Barry Bussy, the panel chair, opened with a summary of the potential threats the homosexual movement poses to the religious liberty of those who condemn homosexual activity on religious grounds. His remarks were largely based on his experiences advocating for the Adventist Church in Canada. These concerns were based on trends in Canadian legal journals towards limiting the ability of religions to teach their members and educate their children not to celebrate and embrace homosexuality.
Gerald Chippeur shared a summary of homosexuality and religious liberty cases in Canada where homosexual marriage was recently adopted. One Christian university in Alberta was sued for firing a professor who advocated against their doctrinal position on homosexuality. The Supreme Court of Canada ruled that the university had the right to employ only those who uphold their religious norms. In another case, the Adventist church joined in advocating for a Christian university that was denied education program accreditation in British Columbia because of their beliefs on homosexuality. That denial of accreditation was also overturned. In Saskatchewan, there is a case before the courts attempting to remove marriage licenses from minsters who refuse to perform same sex marriages.
Alan Reinach opened by stating that it is impossible to overestimate the risks for religious liberty in homosexual marriage. He thinks that Adventists are not by nature partisans in the culture wars but believes that our ability to operate our institutions and live according to our consciences is under threat because homosexual activists are no longer willing to live and let live. He held up California as a legal bellwether, and claimed that the California Supreme Court has in the last 15 years consistently upheld homosexual rights and waffled on free exercise of religion. Reinach believes the fundamental problem is the belief that equality trumps liberty.
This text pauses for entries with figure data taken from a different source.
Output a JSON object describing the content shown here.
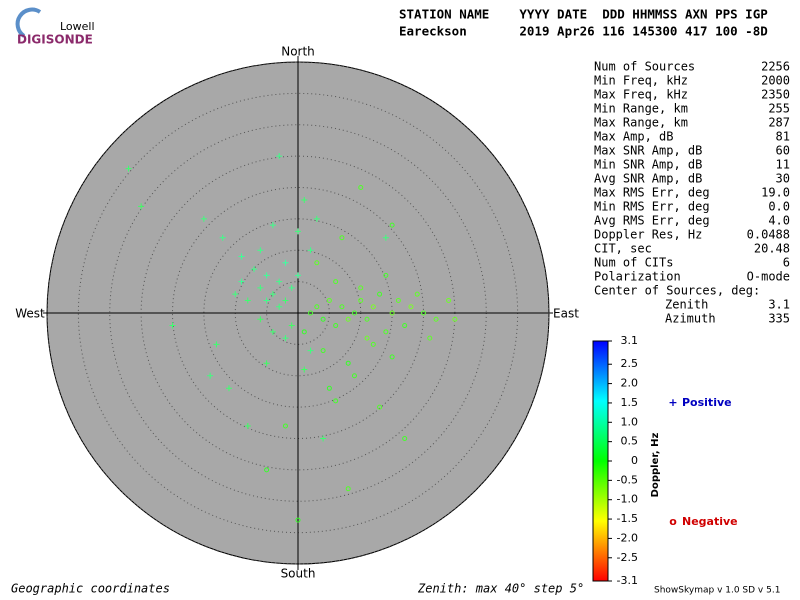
{
  "logo": {
    "top": "Lowell",
    "bottom": "DIGISONDE"
  },
  "header": {
    "labels": "STATION NAME    YYYY DATE  DDD HHMMSS AXN PPS IGP",
    "values": "Eareckson       2019 Apr26 116 145300 417 100 -8D"
  },
  "stats": [
    [
      "Num of Sources",
      "2256"
    ],
    [
      "Min Freq, kHz",
      "2000"
    ],
    [
      "Max Freq, kHz",
      "2350"
    ],
    [
      "Min Range, km",
      "255"
    ],
    [
      "Max Range, km",
      "287"
    ],
    [
      "Max Amp, dB",
      "81"
    ],
    [
      "Max SNR Amp, dB",
      "60"
    ],
    [
      "Min SNR Amp, dB",
      "11"
    ],
    [
      "Avg SNR Amp, dB",
      "30"
    ],
    [
      "Max RMS Err, deg",
      "19.0"
    ],
    [
      "Min RMS Err, deg",
      "0.0"
    ],
    [
      "Avg RMS Err, deg",
      "4.0"
    ],
    [
      "Doppler Res, Hz",
      "0.0488"
    ],
    [
      "CIT, sec",
      "20.48"
    ],
    [
      "Num of CITs",
      "6"
    ],
    [
      "Polarization",
      "O-mode"
    ]
  ],
  "center": {
    "title": "Center of Sources, deg:",
    "rows": [
      [
        "Zenith",
        "3.1"
      ],
      [
        "Azimuth",
        "335"
      ]
    ]
  },
  "footer": {
    "left": "Geographic coordinates",
    "middle": "Zenith: max 40°  step 5°",
    "right": "ShowSkymap v 1.0  SD v 5.1"
  },
  "chart_data": {
    "type": "skymap",
    "compass": {
      "north": "North",
      "south": "South",
      "east": "East",
      "west": "West"
    },
    "rlim": [
      0,
      40
    ],
    "rticks": [
      5,
      10,
      15,
      20,
      25,
      30,
      35,
      40
    ],
    "clim": [
      -3.1,
      3.1
    ],
    "cticks": [
      3.1,
      2.5,
      {
        "value": 2,
        "label": "2.0"
      },
      1.5,
      {
        "value": 1,
        "label": "1.0"
      },
      0.5,
      0,
      -0.5,
      {
        "value": -1,
        "label": "-1.0"
      },
      -1.5,
      {
        "value": -2,
        "label": "-2.0"
      },
      -2.5,
      -3.1
    ],
    "colorbar_label": "Doppler, Hz",
    "series": [
      {
        "name": "Positive",
        "marker": "+",
        "color": "#0000c0",
        "x": [
          -15,
          -12,
          -10,
          -9,
          -8,
          -7,
          -6,
          -6,
          -5,
          -5,
          -4,
          -4,
          -3,
          -3,
          -2,
          -2,
          -1,
          -1,
          0,
          0,
          1,
          2,
          3,
          -20,
          -25,
          -14,
          -11,
          -5,
          2,
          4,
          -8,
          -3,
          14,
          -27,
          -9,
          -6,
          -2,
          1,
          -13,
          -4
        ],
        "y": [
          15,
          12,
          3,
          5,
          2,
          7,
          4,
          -1,
          2,
          6,
          3,
          -3,
          5,
          1,
          8,
          2,
          4,
          -2,
          13,
          6,
          18,
          10,
          15,
          -2,
          17,
          -10,
          -12,
          -8,
          -6,
          -20,
          -18,
          25,
          12,
          23,
          9,
          10,
          -4,
          -9,
          -5,
          14
        ],
        "values": [
          0.5,
          0.6,
          0.5,
          0.7,
          0.4,
          0.6,
          0.5,
          0.3,
          0.6,
          0.7,
          0.5,
          0.4,
          0.6,
          0.5,
          0.8,
          0.4,
          0.6,
          0.3,
          0.5,
          0.7,
          0.4,
          0.6,
          0.5,
          0.4,
          0.3,
          0.5,
          0.4,
          0.3,
          0.5,
          0.4,
          0.3,
          0.6,
          0.5,
          0.4,
          0.7,
          0.6,
          0.5,
          0.3,
          0.4,
          0.6
        ]
      },
      {
        "name": "Negative",
        "marker": "o",
        "color": "#d00000",
        "x": [
          2,
          3,
          4,
          5,
          6,
          7,
          8,
          9,
          10,
          11,
          12,
          13,
          14,
          15,
          16,
          17,
          18,
          20,
          22,
          24,
          4,
          6,
          8,
          10,
          12,
          14,
          5,
          9,
          13,
          17,
          3,
          7,
          11,
          15,
          19,
          1,
          -2,
          -5,
          8,
          15,
          21,
          10,
          6,
          0,
          25
        ],
        "y": [
          0,
          1,
          -1,
          2,
          -2,
          1,
          -1,
          0,
          2,
          -1,
          1,
          3,
          -3,
          0,
          2,
          -2,
          1,
          0,
          -1,
          2,
          -6,
          5,
          -8,
          4,
          -5,
          6,
          -12,
          -10,
          -15,
          -20,
          8,
          12,
          -4,
          -7,
          3,
          -3,
          -18,
          -25,
          -28,
          14,
          -4,
          20,
          -14,
          -33,
          -1
        ],
        "values": [
          -0.2,
          -0.3,
          -0.1,
          -0.4,
          -0.2,
          -0.3,
          -0.5,
          -0.2,
          -0.4,
          -0.3,
          -0.6,
          -0.2,
          -0.3,
          -0.5,
          -0.4,
          -0.2,
          -0.6,
          -0.3,
          -0.4,
          -0.5,
          -0.2,
          -0.3,
          -0.1,
          -0.4,
          -0.3,
          -0.2,
          -0.1,
          -0.2,
          -0.3,
          -0.2,
          -0.4,
          -0.3,
          -0.5,
          -0.2,
          -0.4,
          -0.1,
          -0.2,
          -0.1,
          -0.3,
          -0.2,
          -0.4,
          -0.3,
          -0.2,
          -0.1,
          -0.5
        ]
      }
    ]
  }
}
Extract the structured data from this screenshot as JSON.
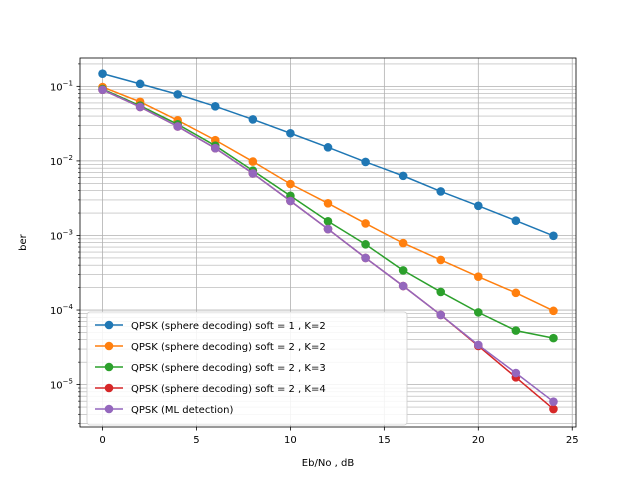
{
  "chart_data": {
    "type": "line",
    "xlabel": "Eb/No , dB",
    "ylabel": "ber",
    "xlim": [
      -1.2,
      25.2
    ],
    "ylim": [
      2.7e-06,
      0.24
    ],
    "yscale": "log",
    "grid": true,
    "x_ticks": [
      0,
      5,
      10,
      15,
      20,
      25
    ],
    "x_tick_labels": [
      "0",
      "5",
      "10",
      "15",
      "20",
      "25"
    ],
    "y_ticks": [
      1e-05,
      0.0001,
      0.001,
      0.01,
      0.1
    ],
    "y_tick_labels": [
      {
        "base": "10",
        "exp": "−5"
      },
      {
        "base": "10",
        "exp": "−4"
      },
      {
        "base": "10",
        "exp": "−3"
      },
      {
        "base": "10",
        "exp": "−2"
      },
      {
        "base": "10",
        "exp": "−1"
      }
    ],
    "legend_position": "lower-left",
    "x": [
      0,
      2,
      4,
      6,
      8,
      10,
      12,
      14,
      16,
      18,
      20,
      22,
      24
    ],
    "series": [
      {
        "name": "QPSK (sphere decoding) soft = 1 , K=2",
        "color": "#1f77b4",
        "values": [
          0.148,
          0.108,
          0.078,
          0.054,
          0.036,
          0.0235,
          0.0152,
          0.0097,
          0.0063,
          0.0039,
          0.0025,
          0.00158,
          0.00099
        ]
      },
      {
        "name": "QPSK (sphere decoding) soft = 2 , K=2",
        "color": "#ff7f0e",
        "values": [
          0.098,
          0.062,
          0.035,
          0.019,
          0.0098,
          0.0049,
          0.0027,
          0.00145,
          0.00079,
          0.00047,
          0.00028,
          0.00017,
          9.75e-05
        ]
      },
      {
        "name": "QPSK (sphere decoding) soft = 2 , K=3",
        "color": "#2ca02c",
        "values": [
          0.092,
          0.055,
          0.031,
          0.016,
          0.0074,
          0.0034,
          0.00155,
          0.00076,
          0.00034,
          0.000175,
          9.3e-05,
          5.3e-05,
          4.2e-05
        ]
      },
      {
        "name": "QPSK (sphere decoding) soft = 2 , K=4",
        "color": "#d62728",
        "values": [
          0.09,
          0.053,
          0.029,
          0.0148,
          0.0068,
          0.0029,
          0.00122,
          0.0005,
          0.00021,
          8.6e-05,
          3.3e-05,
          1.25e-05,
          4.7e-06
        ]
      },
      {
        "name": "QPSK (ML detection)",
        "color": "#9467bd",
        "values": [
          0.09,
          0.053,
          0.029,
          0.0148,
          0.0068,
          0.0029,
          0.00122,
          0.0005,
          0.00021,
          8.6e-05,
          3.4e-05,
          1.43e-05,
          5.9e-06
        ]
      }
    ]
  }
}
Bill Knott addressed the question of whether Adventists should be in politics directly, arguing that religions by default become involved in politics, unless they are purely cultic and awaiting immediate translation. His thesis is that early Adventists became involved in selected issues, such as abolition and prohibition, that they believed had special moral significance. He pointed to the early Review as a place where abolitionist invective against the American government was much stronger than what we would tolerate today (think Jeremiah Wright), and shared his discovery that Ellen and James White lived 500 yards from Fredrick Douglass, whose magazine, The North Star, had editorials strikingly similar to those of the Review. He also pointed to the church's later failures to act on the issues such as the 60s civil rights movement and the internment of Japanese Americans as undermining our religious liberty position at that time.
Disclaimer: I have summarized the views of the presenters to the best of my ability, however my summary should not be conflated with their actual views. For this reason, any attempt to debate the presenters views in the comments section will be deleted. Comments that seek clarification are welcome.